Hummes then asked a rhetorical question arising from these reflections.
“Does not today's terrorism,” Hummes asked, “have as one of its ingredients a revolt against an imposed poverty, experienced as practically irreversible in the short and medium term?”
Hummes emphasized that in its social engagement, the church does not seek to impose solutions but to engage in dialogue.
“The church, inserted and active in human society and in history, does not exist in order to exercise political power or to govern the society,” he said, but to “organize and promote the common good.”
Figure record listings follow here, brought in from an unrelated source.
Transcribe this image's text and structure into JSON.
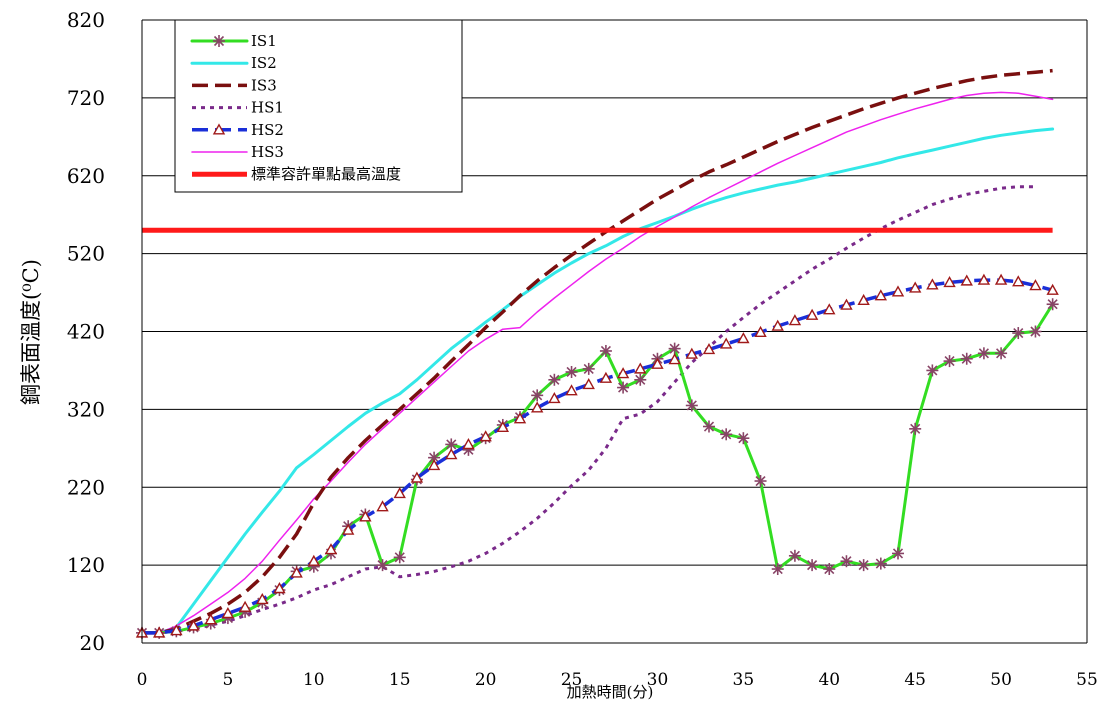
{
  "chart_data": {
    "type": "line",
    "xlabel": "加熱時間(分)",
    "ylabel": "鋼表面溫度(⁰C)",
    "xlim": [
      0,
      55
    ],
    "ylim": [
      20,
      820
    ],
    "x_ticks": [
      "0",
      "5",
      "10",
      "15",
      "20",
      "25",
      "30",
      "35",
      "40",
      "45",
      "50",
      "55"
    ],
    "y_ticks": [
      "20",
      "120",
      "220",
      "320",
      "420",
      "520",
      "620",
      "720",
      "820"
    ],
    "grid": "horizontal",
    "legend_position": "top-left",
    "series": [
      {
        "name": "IS1",
        "color": "#33dd22",
        "style": "solid",
        "marker": "asterisk",
        "marker_color": "#884466",
        "points": [
          [
            0,
            33
          ],
          [
            1,
            33
          ],
          [
            2,
            35
          ],
          [
            3,
            40
          ],
          [
            4,
            45
          ],
          [
            5,
            52
          ],
          [
            6,
            60
          ],
          [
            7,
            72
          ],
          [
            8,
            88
          ],
          [
            9,
            112
          ],
          [
            10,
            118
          ],
          [
            11,
            135
          ],
          [
            12,
            170
          ],
          [
            13,
            185
          ],
          [
            14,
            120
          ],
          [
            15,
            130
          ],
          [
            16,
            230
          ],
          [
            17,
            258
          ],
          [
            18,
            275
          ],
          [
            19,
            268
          ],
          [
            20,
            283
          ],
          [
            21,
            300
          ],
          [
            22,
            310
          ],
          [
            23,
            338
          ],
          [
            24,
            358
          ],
          [
            25,
            368
          ],
          [
            26,
            372
          ],
          [
            27,
            395
          ],
          [
            28,
            348
          ],
          [
            29,
            358
          ],
          [
            30,
            385
          ],
          [
            31,
            398
          ],
          [
            32,
            325
          ],
          [
            33,
            298
          ],
          [
            34,
            288
          ],
          [
            35,
            283
          ],
          [
            36,
            228
          ],
          [
            37,
            115
          ],
          [
            38,
            132
          ],
          [
            39,
            120
          ],
          [
            40,
            115
          ],
          [
            41,
            125
          ],
          [
            42,
            120
          ],
          [
            43,
            122
          ],
          [
            44,
            135
          ],
          [
            45,
            295
          ],
          [
            46,
            370
          ],
          [
            47,
            382
          ],
          [
            48,
            385
          ],
          [
            49,
            392
          ],
          [
            50,
            392
          ],
          [
            51,
            418
          ],
          [
            52,
            420
          ],
          [
            53,
            455
          ]
        ]
      },
      {
        "name": "IS2",
        "color": "#33e8e8",
        "style": "solid",
        "points": [
          [
            0,
            33
          ],
          [
            1,
            33
          ],
          [
            2,
            40
          ],
          [
            3,
            70
          ],
          [
            4,
            100
          ],
          [
            5,
            130
          ],
          [
            6,
            160
          ],
          [
            7,
            188
          ],
          [
            8,
            215
          ],
          [
            9,
            245
          ],
          [
            10,
            262
          ],
          [
            11,
            280
          ],
          [
            12,
            298
          ],
          [
            13,
            315
          ],
          [
            14,
            328
          ],
          [
            15,
            340
          ],
          [
            16,
            358
          ],
          [
            17,
            378
          ],
          [
            18,
            398
          ],
          [
            19,
            415
          ],
          [
            20,
            432
          ],
          [
            21,
            448
          ],
          [
            22,
            465
          ],
          [
            23,
            480
          ],
          [
            24,
            495
          ],
          [
            25,
            508
          ],
          [
            26,
            520
          ],
          [
            27,
            530
          ],
          [
            28,
            542
          ],
          [
            29,
            552
          ],
          [
            30,
            560
          ],
          [
            31,
            568
          ],
          [
            32,
            577
          ],
          [
            33,
            585
          ],
          [
            34,
            592
          ],
          [
            35,
            598
          ],
          [
            36,
            603
          ],
          [
            37,
            608
          ],
          [
            38,
            612
          ],
          [
            39,
            617
          ],
          [
            40,
            622
          ],
          [
            41,
            627
          ],
          [
            42,
            632
          ],
          [
            43,
            637
          ],
          [
            44,
            643
          ],
          [
            45,
            648
          ],
          [
            46,
            653
          ],
          [
            47,
            658
          ],
          [
            48,
            663
          ],
          [
            49,
            668
          ],
          [
            50,
            672
          ],
          [
            51,
            675
          ],
          [
            52,
            678
          ],
          [
            53,
            680
          ]
        ]
      },
      {
        "name": "IS3",
        "color": "#7a0f0f",
        "style": "dashed",
        "points": [
          [
            0,
            33
          ],
          [
            1,
            33
          ],
          [
            2,
            38
          ],
          [
            3,
            48
          ],
          [
            4,
            58
          ],
          [
            5,
            70
          ],
          [
            6,
            85
          ],
          [
            7,
            105
          ],
          [
            8,
            130
          ],
          [
            9,
            160
          ],
          [
            10,
            200
          ],
          [
            11,
            233
          ],
          [
            12,
            258
          ],
          [
            13,
            280
          ],
          [
            14,
            300
          ],
          [
            15,
            320
          ],
          [
            16,
            340
          ],
          [
            17,
            360
          ],
          [
            18,
            382
          ],
          [
            19,
            403
          ],
          [
            20,
            425
          ],
          [
            21,
            445
          ],
          [
            22,
            466
          ],
          [
            23,
            485
          ],
          [
            24,
            502
          ],
          [
            25,
            518
          ],
          [
            26,
            533
          ],
          [
            27,
            548
          ],
          [
            28,
            562
          ],
          [
            29,
            576
          ],
          [
            30,
            590
          ],
          [
            31,
            602
          ],
          [
            32,
            614
          ],
          [
            33,
            625
          ],
          [
            34,
            634
          ],
          [
            35,
            644
          ],
          [
            36,
            654
          ],
          [
            37,
            664
          ],
          [
            38,
            673
          ],
          [
            39,
            682
          ],
          [
            40,
            690
          ],
          [
            41,
            698
          ],
          [
            42,
            706
          ],
          [
            43,
            713
          ],
          [
            44,
            720
          ],
          [
            45,
            726
          ],
          [
            46,
            732
          ],
          [
            47,
            737
          ],
          [
            48,
            742
          ],
          [
            49,
            746
          ],
          [
            50,
            749
          ],
          [
            51,
            751
          ],
          [
            52,
            753
          ],
          [
            53,
            755
          ]
        ]
      },
      {
        "name": "HS1",
        "color": "#7a2a8a",
        "style": "dotted",
        "points": [
          [
            0,
            33
          ],
          [
            1,
            33
          ],
          [
            2,
            35
          ],
          [
            3,
            38
          ],
          [
            4,
            43
          ],
          [
            5,
            48
          ],
          [
            6,
            55
          ],
          [
            7,
            63
          ],
          [
            8,
            70
          ],
          [
            9,
            78
          ],
          [
            10,
            88
          ],
          [
            11,
            95
          ],
          [
            12,
            105
          ],
          [
            13,
            115
          ],
          [
            14,
            118
          ],
          [
            15,
            105
          ],
          [
            16,
            108
          ],
          [
            17,
            112
          ],
          [
            18,
            118
          ],
          [
            19,
            125
          ],
          [
            20,
            135
          ],
          [
            21,
            148
          ],
          [
            22,
            163
          ],
          [
            23,
            180
          ],
          [
            24,
            200
          ],
          [
            25,
            222
          ],
          [
            26,
            242
          ],
          [
            27,
            270
          ],
          [
            28,
            308
          ],
          [
            29,
            314
          ],
          [
            30,
            330
          ],
          [
            31,
            355
          ],
          [
            32,
            380
          ],
          [
            33,
            400
          ],
          [
            34,
            420
          ],
          [
            35,
            438
          ],
          [
            36,
            455
          ],
          [
            37,
            470
          ],
          [
            38,
            485
          ],
          [
            39,
            500
          ],
          [
            40,
            513
          ],
          [
            41,
            527
          ],
          [
            42,
            540
          ],
          [
            43,
            552
          ],
          [
            44,
            563
          ],
          [
            45,
            573
          ],
          [
            46,
            583
          ],
          [
            47,
            590
          ],
          [
            48,
            596
          ],
          [
            49,
            600
          ],
          [
            50,
            604
          ],
          [
            51,
            606
          ],
          [
            52,
            606
          ]
        ]
      },
      {
        "name": "HS2",
        "color": "#1a2fd8",
        "style": "dashed",
        "marker": "triangle",
        "marker_color": "#a01a1a",
        "points": [
          [
            0,
            33
          ],
          [
            1,
            33
          ],
          [
            2,
            36
          ],
          [
            3,
            42
          ],
          [
            4,
            50
          ],
          [
            5,
            58
          ],
          [
            6,
            66
          ],
          [
            7,
            76
          ],
          [
            8,
            90
          ],
          [
            9,
            110
          ],
          [
            10,
            125
          ],
          [
            11,
            140
          ],
          [
            12,
            165
          ],
          [
            13,
            182
          ],
          [
            14,
            195
          ],
          [
            15,
            212
          ],
          [
            16,
            232
          ],
          [
            17,
            248
          ],
          [
            18,
            262
          ],
          [
            19,
            275
          ],
          [
            20,
            285
          ],
          [
            21,
            297
          ],
          [
            22,
            308
          ],
          [
            23,
            322
          ],
          [
            24,
            334
          ],
          [
            25,
            344
          ],
          [
            26,
            352
          ],
          [
            27,
            360
          ],
          [
            28,
            366
          ],
          [
            29,
            372
          ],
          [
            30,
            378
          ],
          [
            31,
            384
          ],
          [
            32,
            391
          ],
          [
            33,
            397
          ],
          [
            34,
            404
          ],
          [
            35,
            411
          ],
          [
            36,
            419
          ],
          [
            37,
            427
          ],
          [
            38,
            434
          ],
          [
            39,
            441
          ],
          [
            40,
            448
          ],
          [
            41,
            454
          ],
          [
            42,
            460
          ],
          [
            43,
            466
          ],
          [
            44,
            471
          ],
          [
            45,
            476
          ],
          [
            46,
            480
          ],
          [
            47,
            483
          ],
          [
            48,
            485
          ],
          [
            49,
            486
          ],
          [
            50,
            486
          ],
          [
            51,
            484
          ],
          [
            52,
            479
          ],
          [
            53,
            473
          ]
        ]
      },
      {
        "name": "HS3",
        "color": "#ee22ee",
        "style": "solid",
        "points": [
          [
            0,
            33
          ],
          [
            1,
            33
          ],
          [
            2,
            42
          ],
          [
            3,
            55
          ],
          [
            4,
            70
          ],
          [
            5,
            85
          ],
          [
            6,
            103
          ],
          [
            7,
            125
          ],
          [
            8,
            152
          ],
          [
            9,
            178
          ],
          [
            10,
            205
          ],
          [
            11,
            228
          ],
          [
            12,
            252
          ],
          [
            13,
            275
          ],
          [
            14,
            295
          ],
          [
            15,
            315
          ],
          [
            16,
            335
          ],
          [
            17,
            355
          ],
          [
            18,
            375
          ],
          [
            19,
            395
          ],
          [
            20,
            410
          ],
          [
            21,
            423
          ],
          [
            22,
            425
          ],
          [
            23,
            445
          ],
          [
            24,
            463
          ],
          [
            25,
            480
          ],
          [
            26,
            497
          ],
          [
            27,
            513
          ],
          [
            28,
            527
          ],
          [
            29,
            542
          ],
          [
            30,
            555
          ],
          [
            31,
            567
          ],
          [
            32,
            580
          ],
          [
            33,
            592
          ],
          [
            34,
            603
          ],
          [
            35,
            614
          ],
          [
            36,
            625
          ],
          [
            37,
            636
          ],
          [
            38,
            646
          ],
          [
            39,
            656
          ],
          [
            40,
            666
          ],
          [
            41,
            676
          ],
          [
            42,
            684
          ],
          [
            43,
            692
          ],
          [
            44,
            699
          ],
          [
            45,
            706
          ],
          [
            46,
            712
          ],
          [
            47,
            718
          ],
          [
            48,
            723
          ],
          [
            49,
            726
          ],
          [
            50,
            727
          ],
          [
            51,
            726
          ],
          [
            52,
            722
          ],
          [
            53,
            718
          ]
        ]
      },
      {
        "name": "標準容許單點最高溫度",
        "color": "#ff1a1a",
        "style": "solid",
        "points": [
          [
            0,
            550
          ],
          [
            53,
            550
          ]
        ]
      }
    ]
  }
}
“The church must constantly promote dialogue,” Hummes said. “Perhaps it is among the most important methods today for positive and constructive relations with society.”
Hummes said this must be “a dialogue with courage -- open, frank, sensible and humble. A dialogue with the contemporary person, with the human race, science, the advances in biotechnology, with philosophy and the cultures, with politics and economics, with everything that has to do with social justice, with human rights, and with solidarity with the poor.”
“A dialogue with the religions,” Hummes added. “A constant dialogue, systematic, with professionalism, constructive. A dialogue that knows how to listen, to debate, to discern and to assimilate whatever is good and true, just and consistent with human dignity, proposed by the interlocutor. A dialogue that at the same time knows how to proclaim the truth of which the church is the depository, and to which it must remain permanently faithful. However, it must always remain a dialogue, and never an imposition of the church's own convictions and methods. Propose, not impose. To serve, and not to dominate.
“A church of dialogue in the contemporary world … a church, taking on the mission of Jesus, which is in the world not to judge humanity, but to love it and to save it.”
Tosatti reported that Hummes’ nomination would be announced by the Vatican early this week, perhaps on Tuesday, Oct. 31, in tandem with other curial appointments.